As part of our series on each of the five strategic levers included in the Pathways to an Inclusive Economy: The Future of Workers Task Force Blueprint, Gregory J Morris sat down with Laurie R. Dien, Vice President/Executive Director for Programs, The Pinkerton Foundation.
Gregory J Morris, NYCETC: What do you think about metrics as a funder? What is it that you’re expecting to hear and learn from a provider?
Laurie R. Dien, The Pinkerton Foundation: Normally we ask our grantees to let us know what outcomes they will report on. But with workforce programs I expect specific program outcomes. Why is that? Because their bread and butter are the numbers related to recruitment and enrollment, graduation from training, number of certifications earned, placing participants in jobs and retention. And these numbers aren’t collected for the sake of collecting data—they help determine the bright spots and the pain points. What’s working and what isn’t working? It’s easy for funders to compare a body of workforce development programs with numbers. But each program has its own set of demographics so they can’t be clumped together and compared. One workforce program may work with a more vulnerable group than another. It’s not effective to compare apples to oranges. Public/Private Ventures did the famous Apples to Apples report on benchmarking. That was very influential for the field. We need to know the context around each metric and what makes each metric successful or challenging per different demographics.
I think if we – as a field – pulled together and were open about metrics, we can really drill down and know what works and what doesn’t work. Of course, over time this all needs to be reassessed because our knowledge of what works evolves. For example, the field is still trying to figure out the employer engagement piece. How do employers help determine training curricula so that we know that we’re not just training and praying? And how does it relate to placement? The other added piece now is how employers make themselves sensitive to different populations who are being hired.
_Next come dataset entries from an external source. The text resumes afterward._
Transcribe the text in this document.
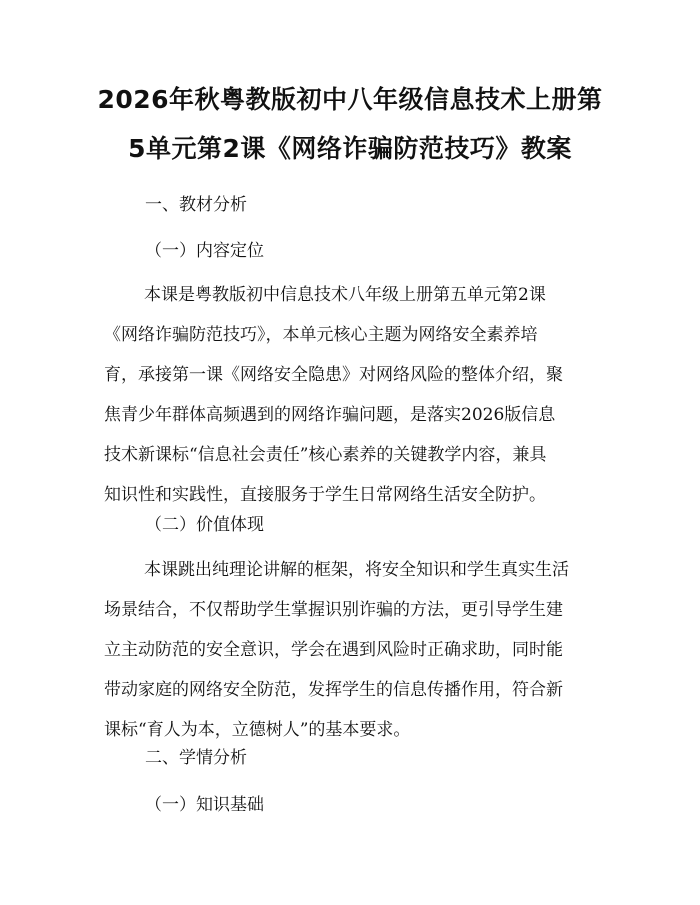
2026年秋粤教版初中八年级信息技术上册第
5单元第2课《网络诈骗防范技巧》教案
一、教材分析
（一）内容定位
本课是粤教版初中信息技术八年级上册第五单元第2课
《网络诈骗防范技巧》，本单元核心主题为网络安全素养培
育，承接第一课《网络安全隐患》对网络风险的整体介绍，聚
焦青少年群体高频遇到的网络诈骗问题，是落实2026版信息
技术新课标“信息社会责任”核心素养的关键教学内容，兼具
知识性和实践性，直接服务于学生日常网络生活安全防护。
（二）价值体现
本课跳出纯理论讲解的框架，将安全知识和学生真实生活
场景结合，不仅帮助学生掌握识别诈骗的方法，更引导学生建
立主动防范的安全意识，学会在遇到风险时正确求助，同时能
带动家庭的网络安全防范，发挥学生的信息传播作用，符合新
课标“育人为本，立德树人”的基本要求。
二、学情分析
（一）知识基础
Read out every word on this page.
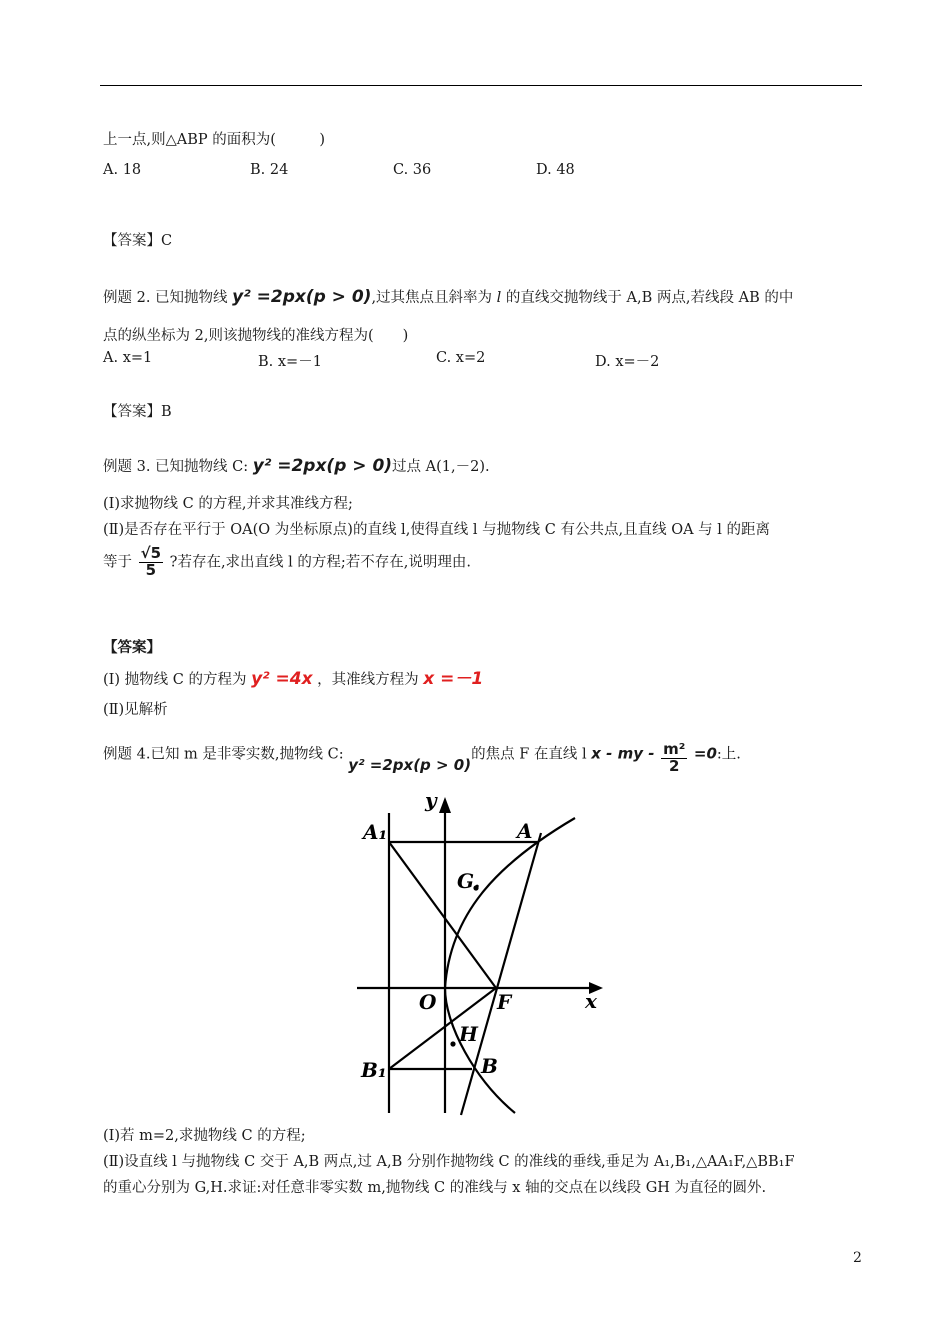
上一点,则△ABP 的面积为(　　　)
A. 18	B. 24	C. 36	D. 48
【答案】C
例题 2. 已知抛物线 y² =2px(p > 0),过其焦点且斜率为 l 的直线交抛物线于 A,B 两点,若线段 AB 的中
点的纵坐标为 2,则该抛物线的准线方程为(　　)
A. x=1	B. x=－1	C. x=2	D. x=－2
【答案】B
例题 3. 已知抛物线 C: y² =2px(p > 0)过点 A(1,－2).
(Ⅰ)求抛物线 C 的方程,并求其准线方程;
(Ⅱ)是否存在平行于 OA(O 为坐标原点)的直线 l,使得直线 l 与抛物线 C 有公共点,且直线 OA 与 l 的距离
等于 $\frac{√5}{5}$ ?若存在,求出直线 l 的方程;若不存在,说明理由.
【答案】
(Ⅰ) 抛物线 C 的方程为 y² =4x ，其准线方程为 x =－1
(Ⅱ)见解析
例题 4.已知 m 是非零实数,抛物线 C: y² =2px(p > 0)的焦点 F 在直线 l x - my - $\frac{\text{m²}}{2} =0$:上.
y
x
O	F
A₁	A
G.
H
B₁	B
(Ⅰ)若 m=2,求抛物线 C 的方程;
(Ⅱ)设直线 l 与抛物线 C 交于 A,B 两点,过 A,B 分别作抛物线 C 的准线的垂线,垂足为 A₁,B₁,△AA₁F,△BB₁F
的重心分别为 G,H.求证:对任意非零实数 m,抛物线 C 的准线与 x 轴的交点在以线段 GH 为直径的圆外.
2
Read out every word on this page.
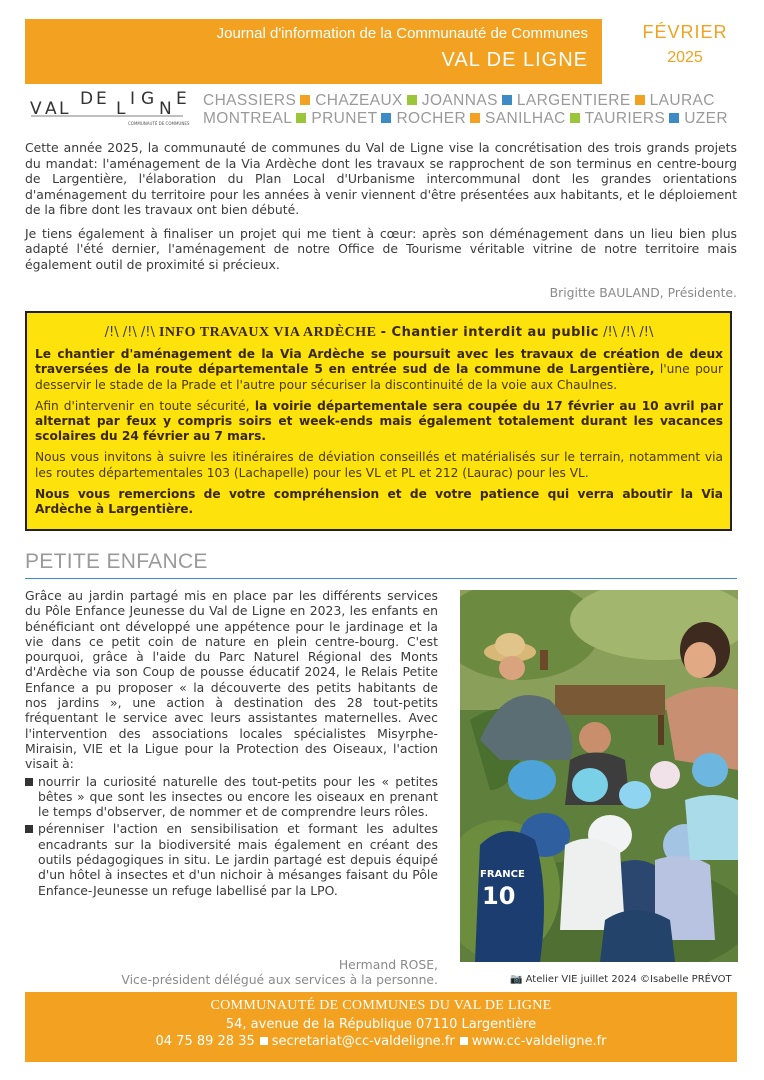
Journal d'information de la Communauté de Communes
VAL DE LIGNE
FÉVRIER
2025
V A L D E L I G N E
COMMUNAUTÉ DE COMMUNES
CHASSIERS CHAZEAUX JOANNAS LARGENTIERE LAURAC
MONTREAL PRUNET ROCHER SANILHAC TAURIERS UZER

Cette année 2025, la communauté de communes du Val de Ligne vise la concrétisation des trois grands projets du mandat: l'aménagement de la Via Ardèche dont les travaux se rapprochent de son terminus en centre-bourg de Largentière, l'élaboration du Plan Local d'Urbanisme intercommunal dont les grandes orientations d'aménagement du territoire pour les années à venir viennent d'être présentées aux habitants, et le déploiement de la fibre dont les travaux ont bien débuté.

Je tiens également à finaliser un projet qui me tient à cœur: après son déménagement dans un lieu bien plus adapté l'été dernier, l'aménagement de notre Office de Tourisme véritable vitrine de notre territoire mais également outil de proximité si précieux.

Brigitte BAULAND, Présidente.
/!\ /!\ /!\ INFO TRAVAUX VIA ARDÈCHE - Chantier interdit au public /!\ /!\ /!\

Le chantier d'aménagement de la Via Ardèche se poursuit avec les travaux de création de deux traversées de la route départementale 5 en entrée sud de la commune de Largentière, l'une pour desservir le stade de la Prade et l'autre pour sécuriser la discontinuité de la voie aux Chaulnes.

Afin d'intervenir en toute sécurité, la voirie départementale sera coupée du 17 février au 10 avril par alternat par feux y compris soirs et week-ends mais également totalement durant les vacances scolaires du 24 février au 7 mars.

Nous vous invitons à suivre les itinéraires de déviation conseillés et matérialisés sur le terrain, notamment via les routes départementales 103 (Lachapelle) pour les VL et PL et 212 (Laurac) pour les VL.

Nous vous remercions de votre compréhension et de votre patience qui verra aboutir la Via Ardèche à Largentière.

PETITE ENFANCE

Grâce au jardin partagé mis en place par les différents services du Pôle Enfance Jeunesse du Val de Ligne en 2023, les enfants en bénéficiant ont développé une appétence pour le jardinage et la vie dans ce petit coin de nature en plein centre-bourg. C'est pourquoi, grâce à l'aide du Parc Naturel Régional des Monts d'Ardèche via son Coup de pousse éducatif 2024, le Relais Petite Enfance a pu proposer « la découverte des petits habitants de nos jardins », une action à destination des 28 tout-petits fréquentant le service avec leurs assistantes maternelles. Avec l'intervention des associations locales spécialistes Misyrphe-Miraisin, VIE et la Ligue pour la Protection des Oiseaux, l'action visait à:

nourrir la curiosité naturelle des tout-petits pour les « petites bêtes » que sont les insectes ou encore les oiseaux en prenant le temps d'observer, de nommer et de comprendre leurs rôles.
pérenniser l'action en sensibilisation et formant les adultes encadrants sur la biodiversité mais également en créant des outils pédagogiques in situ. Le jardin partagé est depuis équipé d'un hôtel à insectes et d'un nichoir à mésanges faisant du Pôle Enfance-Jeunesse un refuge labellisé par la LPO.
Hermand ROSE,
Vice-président délégué aux services à la personne.
FRANCE
10
📷 Atelier VIE juillet 2024 ©Isabelle PRÉVOT
COMMUNAUTÉ DE COMMUNES DU VAL DE LIGNE
54, avenue de la République 07110 Largentière
04 75 89 28 35 secretariat@cc-valdeligne.fr www.cc-valdeligne.fr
Morris: What is the history of benchmarking? There had been an effort to think about using benchmarking tools in the past. Why wasn’t that adopted?
Dien: Outside of New York City, it was adopted. I think benchmarking was a bit ahead of its time when it started in New York City. Technology wasn’t as advanced as it is now. So it fell away. People get tired. We talk about our workforce system being siloed. I think it is fatigued. But bringing benchmarking back makes sense to me. It’s very pragmatic… We have great programs in New York City, but we’re just not drilling down on what we’ve got. We’re looking for the next new thing. And with each new administration, they are too.
Workforce programs are also fatigued because of post-Covid hiring freezes, layoffs. Because organizations are so fatigued, we’ve lost ground. I don’t think the agencies are remembering the value of data as a way of feeding back knowledge into their programs to make them better. Organizations shouldn’t do this alone. One of the best components of benchmarking was the learning networks that were created. Everybody shared their data and delved into it. Providers came together to analyze the data- What’s working, what’s not working? How are you doing this? What can be done better? No one could say, “no that’s not possible.” Because someone was making “that” possible. It was a field of providers—the City’s partners– working together.
There’s no question that all funders are looking for outcomes from workforce development organizations. How we each come to it is different- and we’re no better than the City. We’re supposed to be the ones who listen to our grantees and try to help them. We should be helping our grantees figure out how to do their work better. We trust that the programs want to do quality work. Collectively—providers, funders and the City- could decide on what outcomes should be reported so that workforce development organizations could provide one report and focus on their work.
Morris: What’s it’s like to be in your position? I think we as providers – or historically, as a provider – I didn’t necessarily know what you were up against. I knew there was probably going to be some sort of template I had to respond to. I knew that there was going to be some sort of timeline. I knew that you had a slate of organizations either that you were already funding or that you were seeking to fund. I didn’t know then what else you were going through-
Dien: I think the most important thing to remember. In most cases, this money is not “our money.” We report to boards. It’s each board’s fiduciary responsibility to decide on which grants get passed and which grants don’t get passed. Most of us also don’t have unlimited funds, so difficult decisions need to be made.
Morris: There is an on-going conversation about braided public and private funding and the establishment of a Talent Investment Fund. Is that a strategy that you think can work as is?
Dien: Our board would not be interested in providing all our workforce money into a pool. They are paying me and my colleagues to work with grantees — we take listening to and learning from our grantees very seriously. As well as working with our grantees to help them. As far as promoting a unified system, I go back to the learning communities of providers as an important tool in raising the quality of work in a field. First, we need to understand as a field what works. But even before we do that, we need the infrastructure to capture the data. Organizations need the technology and especially need to train staff on how to use platforms like Salesforce. A nice by-product is that you are investing in and lifting up your own staff. And hopefully you will be able to pay them more because they are building new skills. We need to fund infrastructure and create an army of data administrators for nonprofits—that would be a good Talent Investment Fund.